Sorties à une période peu favorable, les 232 S et R ne purent donner leur pleine mesure qu'une fois la guerre terminée. Les essais sur le Sud-Est, réalisés en octobre 1941 avec la 232 S3, ont pu montrer que la machine était capable de remorquer une charge de 710 tonnes à 120 km/h en développant des puissances de l'ordre de 3150 chevaux en rampe de 6 pour mille correspondant à une puissance indiquée de 4500 chevaux. Toutes les 232 R et S ainsi que la 232 U1 ont été affectées au dépôt de la Chapelle où elles ont assuré avec succès les rapides sur Lille et la ligne de Belgique concurremment avec les Pacifie chapelon. Bien entendu, toutes ses marches de trains rapides normaux ne représentaient aucunement les performances limites dont elles étaient capables. Les 232 R et S connurent une carrière relativement brêve puisqu'elles furent retirées du service avec la 232 U1 le 30 septembre 1961, peu après l'électrification des grandes lignes du Nord. Dans l'intervalle, en 1954, les distributions à soupapes à cames rotatives des 232 S ont été remplacées par des distributions à cames oscillantes identiques à celles des Pacifie Chapelon plus performantes. Les 232 R et S subsistantes (deux 232 R avaient été réformées en 1958) et la U1 ont été dirigées sur le dépôt d'Hirson fin septembre 1961 pour y être démolies. C'est alors qu'intervint l'heureuse décision de la conservation de la 232 U1.

La 232 U1 est attelée au tender unifié à bogies 36 B6. Ce type de tender était attelé indifféremment aux 232 R et S.
Le fait que la 232 U1 disposait d'une distribution complémentaire et qu'elle pouvait être conduite comme une locomotive à simple expansion autorisait quatre combinaisons possibles pour le démarrage : à marche séparée avec ou sans distribution complémentaire, en compound avec ou sans distribution complémentaire. Les 232 R et S étaient pourvues d'un échappement variable Lemaitre Nord et la 232 U1 d'un échappement variable double à croisillons.

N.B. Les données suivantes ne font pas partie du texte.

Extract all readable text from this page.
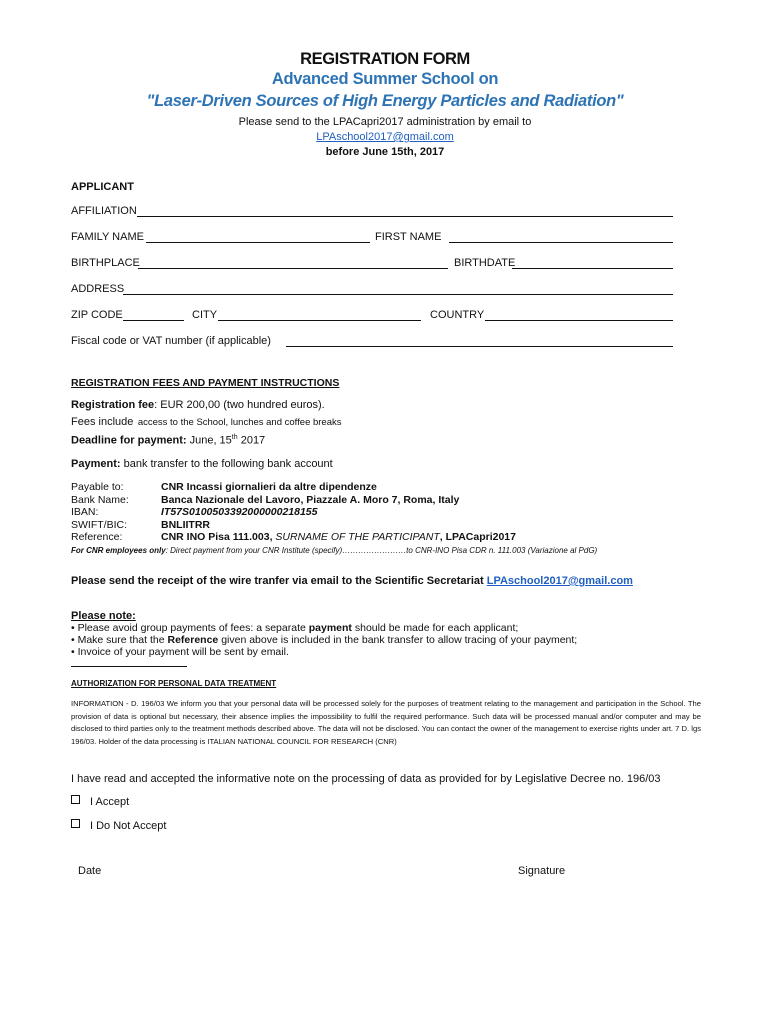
REGISTRATION FORM
Advanced Summer School on
"Laser-Driven Sources of High Energy Particles and Radiation"
Please send to the LPACapri2017 administration by email to
LPAschool2017@gmail.com
before June 15th, 2017
APPLICANT
AFFILIATION
FAMILY NAME	FIRST NAME
BIRTHPLACE	BIRTHDATE
ADDRESS
ZIP CODE	CITY	COUNTRY
Fiscal code or VAT number (if applicable)
REGISTRATION FEES AND PAYMENT INSTRUCTIONS
Registration fee: EUR 200,00 (two hundred euros).
Fees include access to the School, lunches and coffee breaks
Deadline for payment: June, 15th 2017
Payment: bank transfer to the following bank account
Payable to:	CNR Incassi giornalieri da altre dipendenze
Bank Name:	Banca Nazionale del Lavoro, Piazzale A. Moro 7, Roma, Italy
IBAN:	IT57S0100503392000000218155
SWIFT/BIC:	BNLIITRR
Reference:	CNR INO Pisa 111.003, SURNAME OF THE PARTICIPANT, LPACapri2017
For CNR employees only: Direct payment from your CNR Institute (specify)……………………to CNR-INO Pisa CDR n. 111.003 (Variazione al PdG)
Please send the receipt of the wire tranfer via email to the Scientific Secretariat LPAschool2017@gmail.com
Please note:
• Please avoid group payments of fees: a separate payment should be made for each applicant;
• Make sure that the Reference given above is included in the bank transfer to allow tracing of your payment;
• Invoice of your payment will be sent by email.
AUTHORIZATION FOR PERSONAL DATA TREATMENT
INFORMATION - D. 196/03 We inform you that your personal data will be processed solely for the purposes of treatment relating to the management and participation in the School. The provision of data is optional but necessary, their absence implies the impossibility to fulfil the required performance. Such data will be processed manual and/or computer and may be disclosed to third parties only to the treatment methods described above. The data will not be disclosed. You can contact the owner of the management to exercise rights under art. 7 D. lgs 196/03. Holder of the data processing is ITALIAN NATIONAL COUNCIL FOR RESEARCH (CNR)
I have read and accepted the informative note on the processing of data as provided for by Legislative Decree no. 196/03
I Accept
I Do Not Accept
Date	Signature
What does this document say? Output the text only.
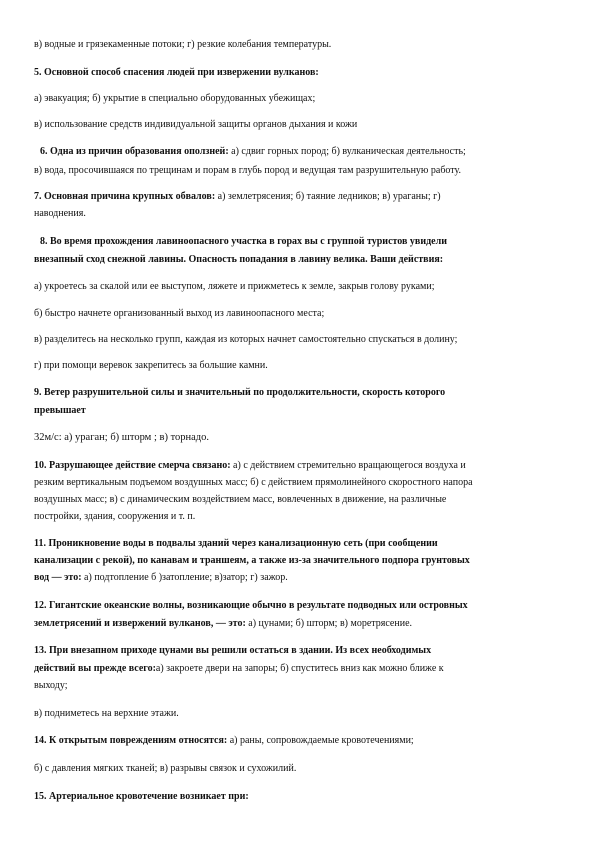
в) водные и грязекаменные потоки; г) резкие колебания температуры.
5. Основной способ спасения людей при извержении вулканов:
а) эвакуация; б) укрытие в специально оборудованных убежищах;
в) использование средств индивидуальной защиты органов дыхания и кожи
6. Одна из причин образования оползней: а) сдвиг горных пород; б) вулканическая деятельность;
в) вода, просочившаяся по трещинам и порам в глубь пород и ведущая там разрушительную работу.
7. Основная причина крупных обвалов: а) землетрясения; б) таяние ледников; в) ураганы; г)
наводнения.
8. Во время прохождения лавиноопасного участка в горах вы с группой туристов увидели
внезапный сход снежной лавины. Опасность попадания в лавину велика. Ваши действия:
а) укроетесь за скалой или ее выступом, ляжете и прижметесь к земле, закрыв голову руками;
б) быстро начнете организованный выход из лавиноопасного места;
в) разделитесь на несколько групп, каждая из которых начнет самостоятельно спускаться в долину;
г) при помощи веревок закрепитесь за большие камни.
9. Ветер разрушительной силы и значительный по продолжительности, скорость которого
превышает
32м/с: а) ураган; б) шторм ; в) торнадо.
10. Разрушающее действие смерча связано: а) с действием стремительно вращающегося воздуха и
резким вертикальным подъемом воздушных масс; б) с действием прямолинейного скоростного напора
воздушных масс; в) с динамическим воздействием масс, вовлеченных в движение, на различные
постройки, здания, сооружения и т. п.
11. Проникновение воды в подвалы зданий через канализационную сеть (при сообщении
канализации с рекой), по канавам и траншеям, а также из-за значительного подпора грунтовых
вод — это: а) подтопление б )затопление; в)затор; г) зажор.
12. Гигантские океанские волны, возникающие обычно в результате подводных или островных
землетрясений и извержений вулканов, — это: а) цунами; б) шторм; в) моретрясение.
13. При внезапном приходе цунами вы решили остаться в здании. Из всех необходимых
действий вы прежде всего:а) закроете двери на запоры; б) спуститесь вниз как можно ближе к
выходу;
в) подниметесь на верхние этажи.
14. К открытым повреждениям относятся: а) раны, сопровождаемые кровотечениями;
б) с давления мягких тканей; в) разрывы связок и сухожилий.
15. Артериальное кровотечение возникает при:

Raisons de la conservation :

Il avait été prévu à l'origine de conserver la 232 S1 pour le futur Musée du Chemin de Fer. Pour heureuse qu'elle soit, cette décision ne fit cependant pas l'unanimité et c'est grâce à une intervention décisive de Daniel Caire, président de l'AF AC auprès de Camille Martin, directeur du service du matériel et de la traction, que la 232 U1 put échapper aux chalumeaux des démolisseurs à Hirson. Cette décision était pleine de bon sens dans la mesure où la 232 U1 représentait, davantage que la 232 S1, l'aboutissement final de la traction vapeur en France. Enfin sauvée, la 232 U1 fut dirigée sur Chalon-sur-Saone, garage provisoire des machines destinées au futur musée. Elle a été restaurée en 1976 par le dépôt de Thouars. Une fois la machine restaurée, le 22 mai Marc De Caso accompagné de diverses personnalités se rendit officiellement à Thouars pour y "réceptionner" sa machine renaissante. C'est Michel Doerr, directeur conservateur du Musée du Chemin de Fer, qui a proposé l'étude de l'animation "artificielle" de la 232 U1. Après étude, ce fut la vitesse de rotation de 17 tours/mn qui parut le plus adéquate pour permettre à l'observateur de jouir de la majesté du mécanisme en mouvement sans qu'il donne l'impression de "s'emballer" (effet stroboscopique tel qu'on peut l'apprécier par exemple sur les roues à raies des vieilles automobiles dans les films muets).

Anecdotes :

Chez Marc De Caso, les préoccupations esthétiques ont toujours joué un rôle déterminant au même titre que celles d'ordre mécanique. Si le problème technique a bien été résolu, la machine doit être belle alors que l'inverse n'est pas forcément vrai.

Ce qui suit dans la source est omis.